Monday, Sep. 13, 1948
Moral Leper
A LITTLE TEA, A LITTLE CHAT (394 pp.) --Christina Stead--Harcourt, Brace ($3.75).
Christina Stead's prose is as hard and cold as a cake of ice. A sharp-eyed Australian now living in the U.S., Miss Stead specializes, with the murderous calm of a hangman slightly bored by his job, in dissecting egotists and connivers. One of her better novels, House of All Nations, was a long, superbly documented description of the world of high finance, which viciously satirized the European big money and led some critics to compare her, rather prematurely, to Balzac.
In her latest novel, set in wartime Wall Street, Miss Stead shows all her old talents: her sure knowledge of financial intrigue, her talent for making distasteful characters come distastefully alive, and her needling, admirably unsentimental prose. Yet A Little Tea, a Little Chat is no pleasure to read.
Block in the Dark. The main trouble is that Miss Stead has chosen to write about the most loathsome and amoral characters that can be dredged up from the cocktail bars and brokerage houses of New York. She makes her scoundrelly Wall Street speculators and their women seem so real, and lets them speak for themselves at such length, that the reader has but one desire: to get away from them.
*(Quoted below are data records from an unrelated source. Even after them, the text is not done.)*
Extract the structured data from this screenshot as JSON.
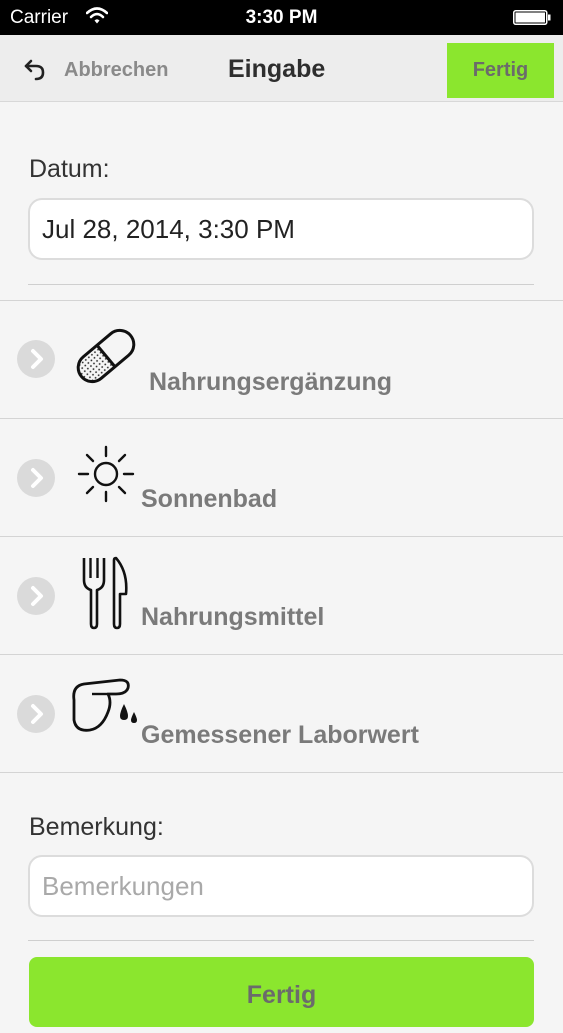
{
  "status_bar": {
    "carrier": "Carrier",
    "time": "3:30 PM"
  },
  "nav": {
    "cancel_label": "Abbrechen",
    "title": "Eingabe",
    "done_label": "Fertig"
  },
  "date_section": {
    "label": "Datum:",
    "value": "Jul 28, 2014, 3:30 PM"
  },
  "categories": [
    {
      "label": "Nahrungsergänzung",
      "icon": "pill-icon"
    },
    {
      "label": "Sonnenbad",
      "icon": "sun-icon"
    },
    {
      "label": "Nahrungsmittel",
      "icon": "fork-knife-icon"
    },
    {
      "label": "Gemessener Laborwert",
      "icon": "finger-blood-drop-icon"
    }
  ],
  "remarks": {
    "label": "Bemerkung:",
    "placeholder": "Bemerkungen"
  },
  "footer": {
    "done_label": "Fertig"
  },
  "colors": {
    "accent_green": "#8be62e",
    "nav_background": "#ededed"
  }
}
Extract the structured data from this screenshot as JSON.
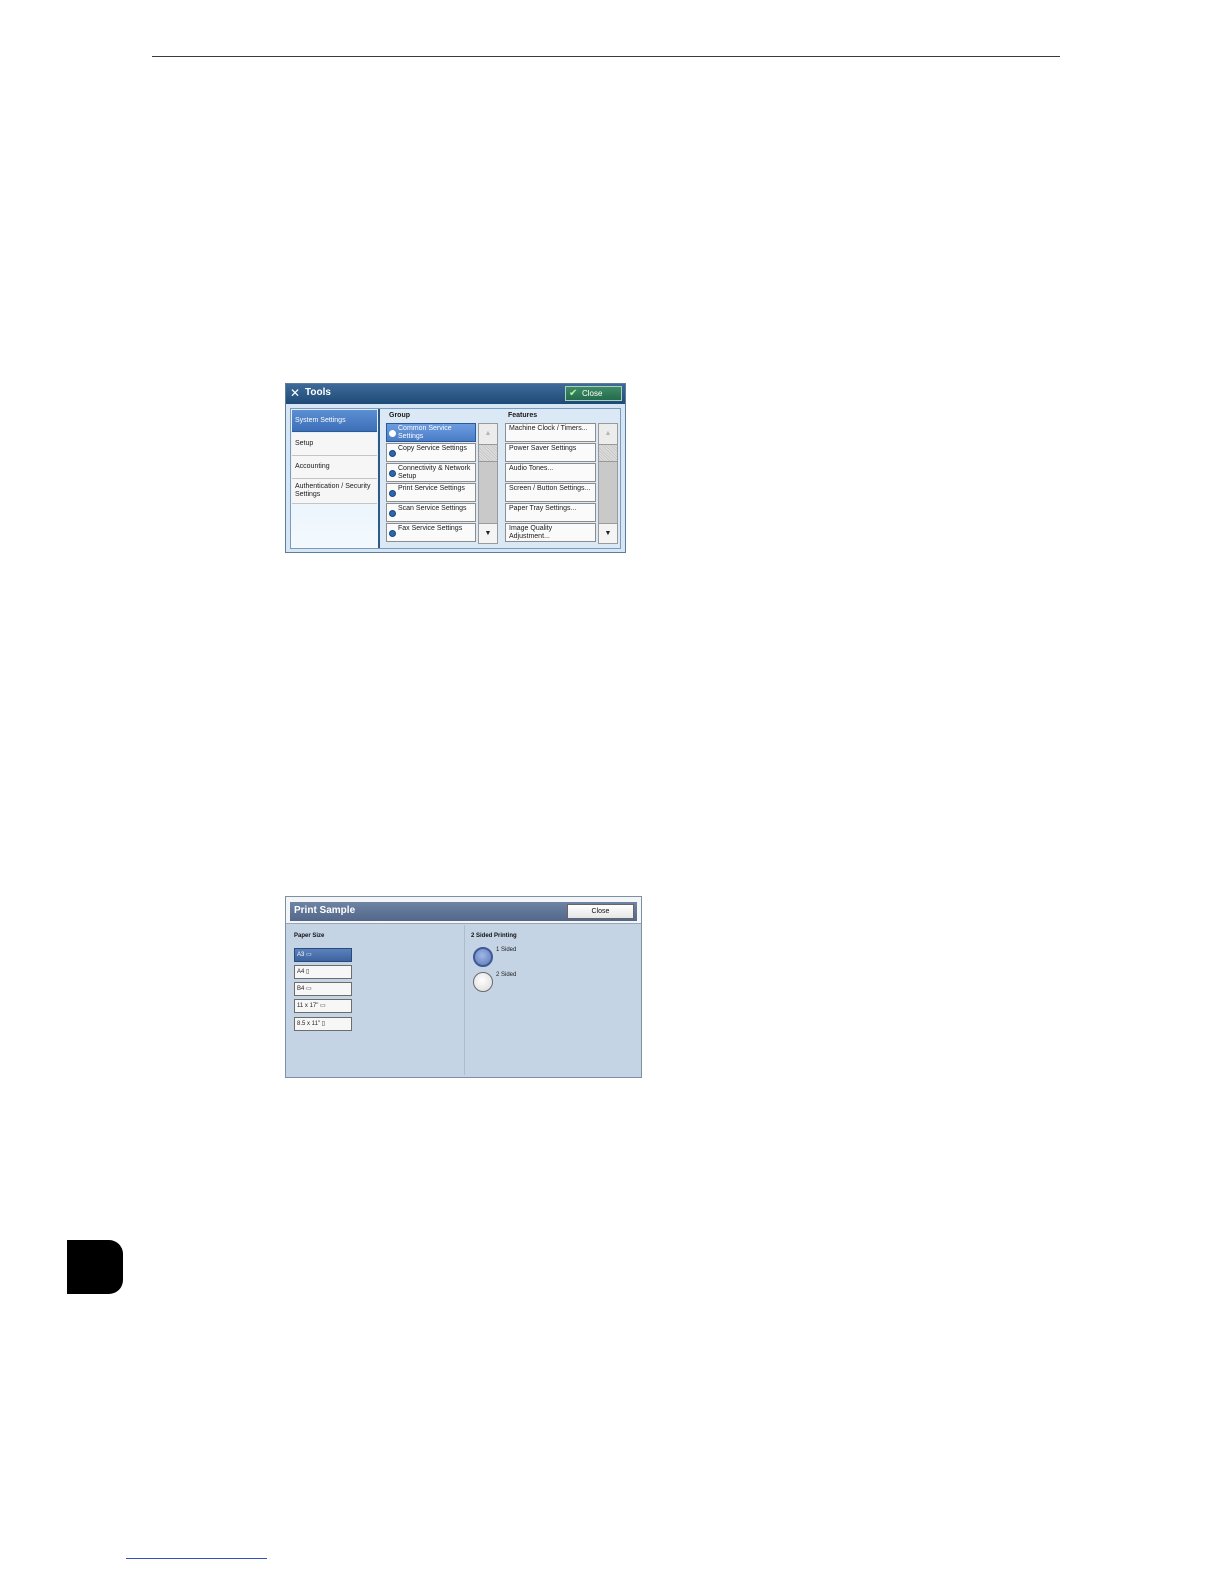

By ruthlessly eliminating any suggestion of decency or honor in her money-crazed and lecherous characters, Miss Stead deprives herself of all possibilities for moral contrasts and dramatic conflicts; the total absence of white makes it impossible to recognize the black in the dark. The novel soon assumes the quality of a very shrill feminine nightmare.
The leading character is Robert Grant, who is fiftyish, roly-poly, and "a moral leper." Grant spends his life chasing women and dollars with obsessive passion; he is not a hypocrite, since he lacks the degree of self-awareness necessary for hypocrisy; he is simply an ugly tub of flesh who snatches and grabs, whimpers and bellows, cringes and brutalizes as his pleasures demand, without ever feeling the slightest genuine regard for anyone. He invites women to his room for "a little tea, a little chat," tells them that "a woman like you could keep a man. I'm looking for an oasis in my desert, a rose on a blasted heath," and then, his conquest made, he slips them money. Ever since early manhood he "had bought women; most had been bargains and most had made delivery at once. He never paid in advance: 'I got no time for futures in women.'"
Black-Market Hero. During the war Grant rides high ("I'm too old to fight, all I can do is to make a profit"). He plunges into the black market and secret deals with the Axis, is snared by an avaricious blonde whose mind is as corrupt as his, and finds in the world's agony the perfect opportunity to snatch more pleasures. At war's end, Grant, aged and decayed, passes out with fright at the unexpected appearance of an old friend whom he had cheated years back. Grant's hallucinatory harangues, much like the buzzing of a neurotic bumblebee, are recorded by Miss Stead in unsparing detail. To expect a reader to wade through several score pages of them is to ask too much.